Vodafone rose as much as 1.8 percent to the highest level in two months, trading up 1.5 percent at 164.75 pence as of 2:27 p.m. in London. The company has a market value of $129 billion. Vodacom slipped 3 percent to 122.92 rand on the Johannesburg exchange, after reaching a record 129.6 rand on Jan. 4. MTN slipped 0.4 percent to 179.70 rand.
While Africa is a priority for Vodafone and rivals such as France Telecom SA (FTE), they must grapple with limited infrastructure. Vodafone also faces a growing challenge from MTN, which has 183 million subscribers in 22 African and Middle Eastern markets. “Intense competition” has forced Vodacom to cut rates for mobile broadband in order to take market share, Co-CEO Shameel Joosub said on a conference call in November.
Vodacom’s average revenue per megabyte in the six months ending in September fell 24 percent from a year earlier in South Africa as average monthly usage on smartphones grew 46 percent.

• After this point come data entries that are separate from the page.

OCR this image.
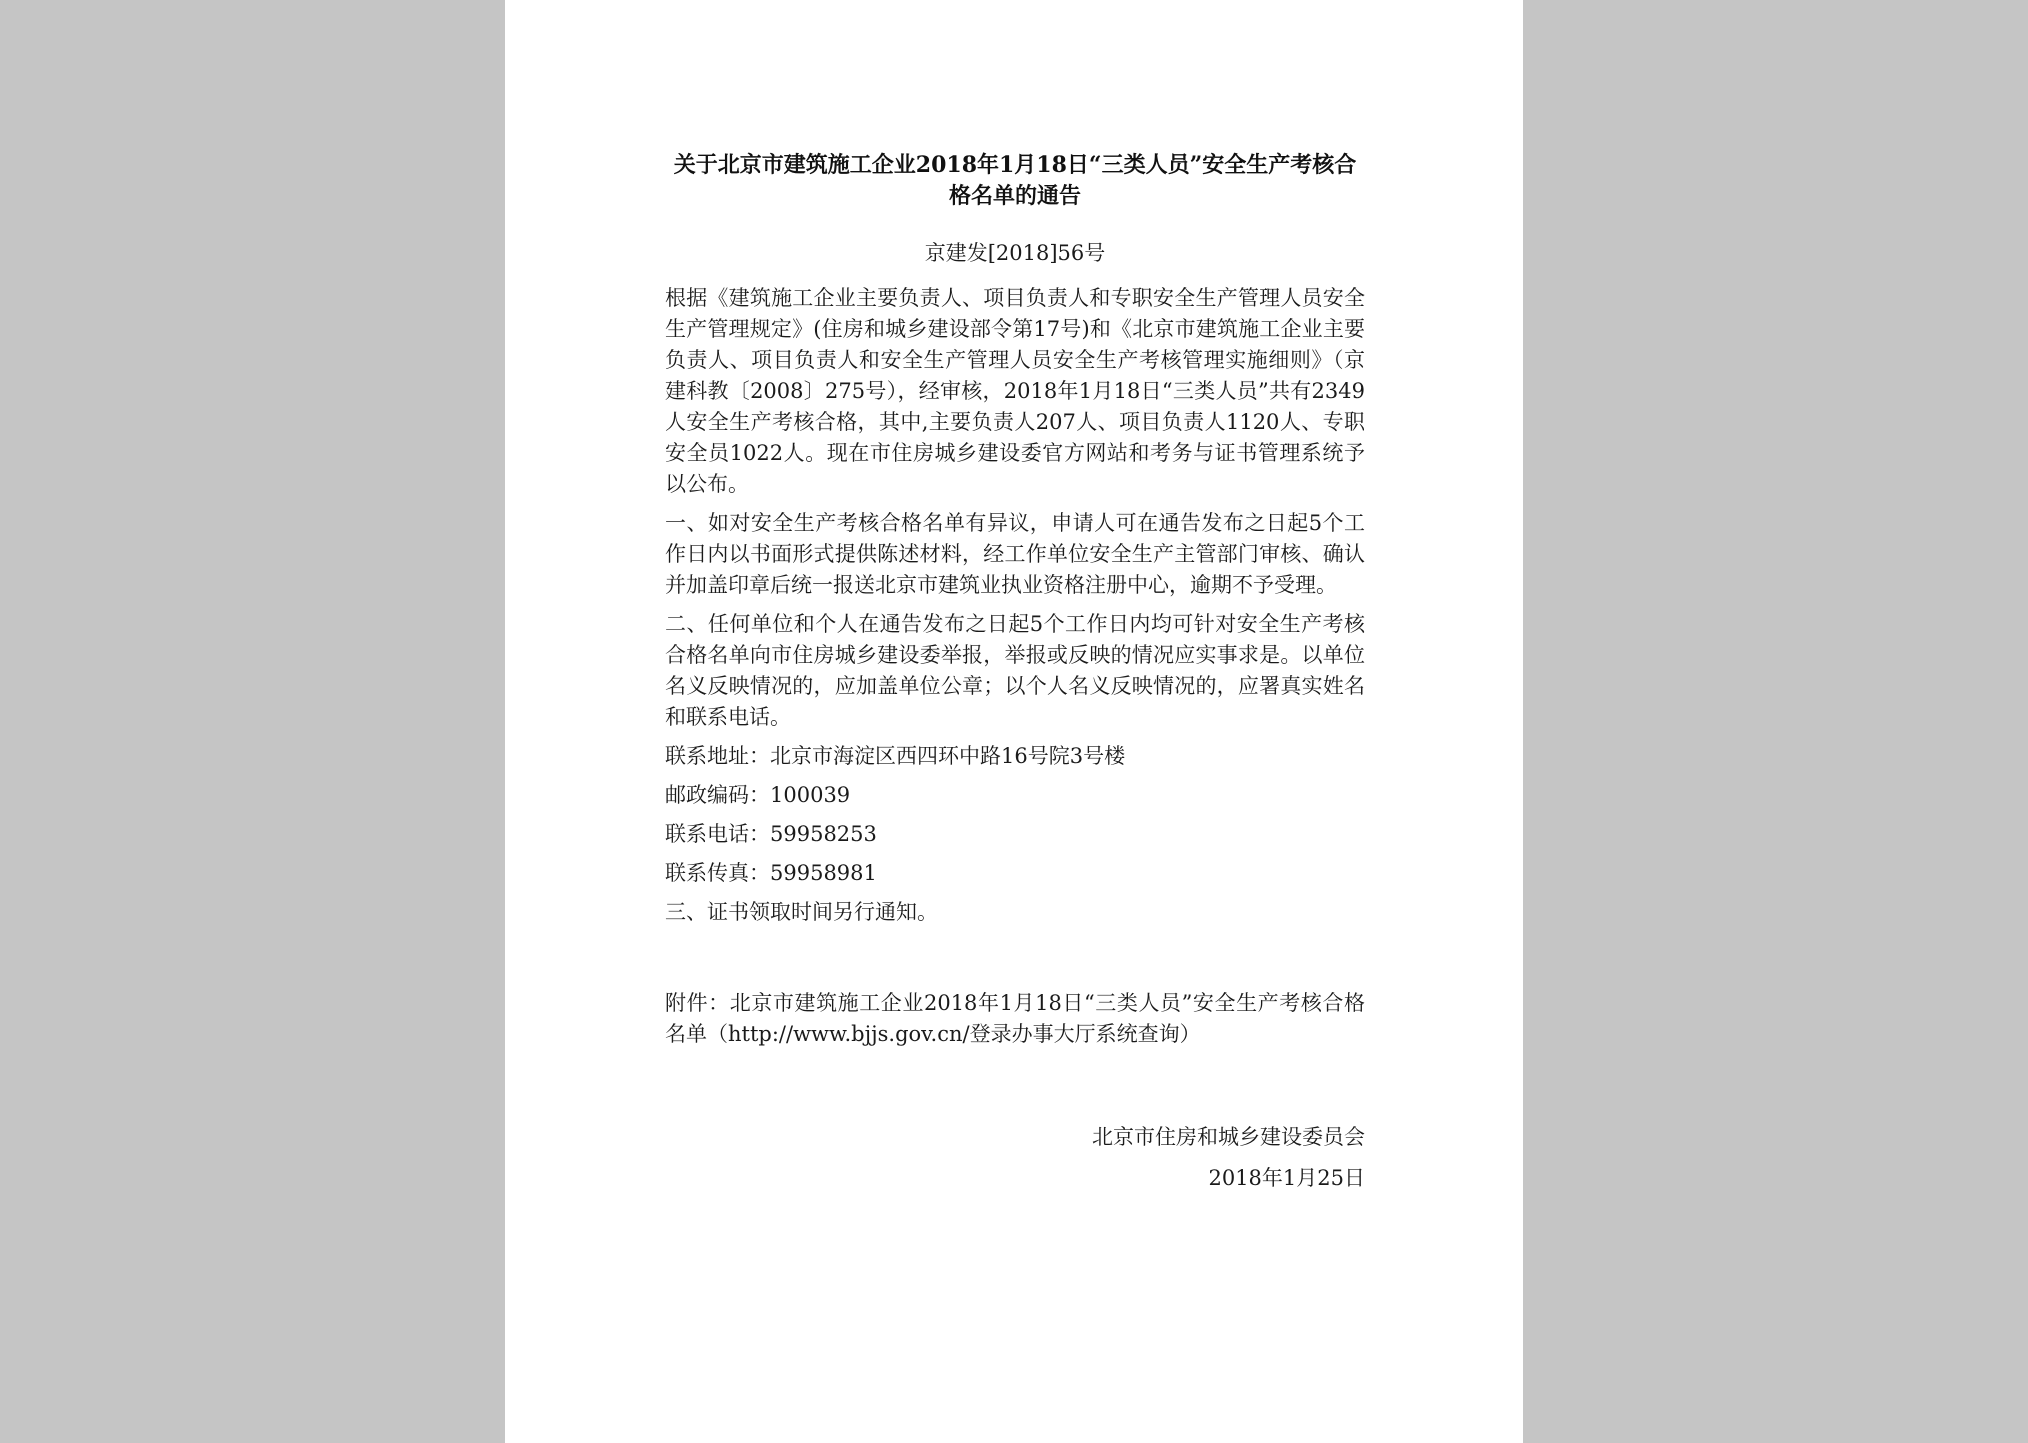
关于北京市建筑施工企业2018年1月18日“三类人员”安全生产考核合格名单的通告
京建发[2018]56号

根据《建筑施工企业主要负责人、项目负责人和专职安全生产管理人员安全生产管理规定》(住房和城乡建设部令第17号)和《北京市建筑施工企业主要负责人、项目负责人和安全生产管理人员安全生产考核管理实施细则》（京建科教〔2008〕275号），经审核，2018年1月18日“三类人员”共有2349人安全生产考核合格，其中,主要负责人207人、项目负责人1120人、专职安全员1022人。现在市住房城乡建设委官方网站和考务与证书管理系统予以公布。

一、如对安全生产考核合格名单有异议，申请人可在通告发布之日起5个工作日内以书面形式提供陈述材料，经工作单位安全生产主管部门审核、确认并加盖印章后统一报送北京市建筑业执业资格注册中心，逾期不予受理。

二、任何单位和个人在通告发布之日起5个工作日内均可针对安全生产考核合格名单向市住房城乡建设委举报，举报或反映的情况应实事求是。以单位名义反映情况的，应加盖单位公章；以个人名义反映情况的，应署真实姓名和联系电话。

联系地址：北京市海淀区西四环中路16号院3号楼
邮政编码：100039
联系电话：59958253
联系传真：59958981
三、证书领取时间另行通知。

附件：北京市建筑施工企业2018年1月18日“三类人员”安全生产考核合格名单（http://www.bjjs.gov.cn/登录办事大厅系统查询）

北京市住房和城乡建设委员会
2018年1月25日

Shifting regulatory environments and corruption have been “a constant struggle” for Vodafone in some markets, Read said. And last year, Vodafone’s unit in the Democratic Republic of Congo was ordered to pay $21 million to settle a dispute with a contractor.
The network investment needed on the continent will be on the order of tens of billions of dollars, predicts Issam Darwish, CEO of African wireless tower company IHS, which has operations in Nigeria, Ghana and Sudan. Much of the cost comes from the need to include backup generators and batteries to guard signals against power failures -- not something carriers in the U.S. and Europe have to worry about, he said.
“In Africa, it’s a totally different game -- you have to install your power supply in most cases,” Darwish said. “It’s a massive, massive capital expenditure.”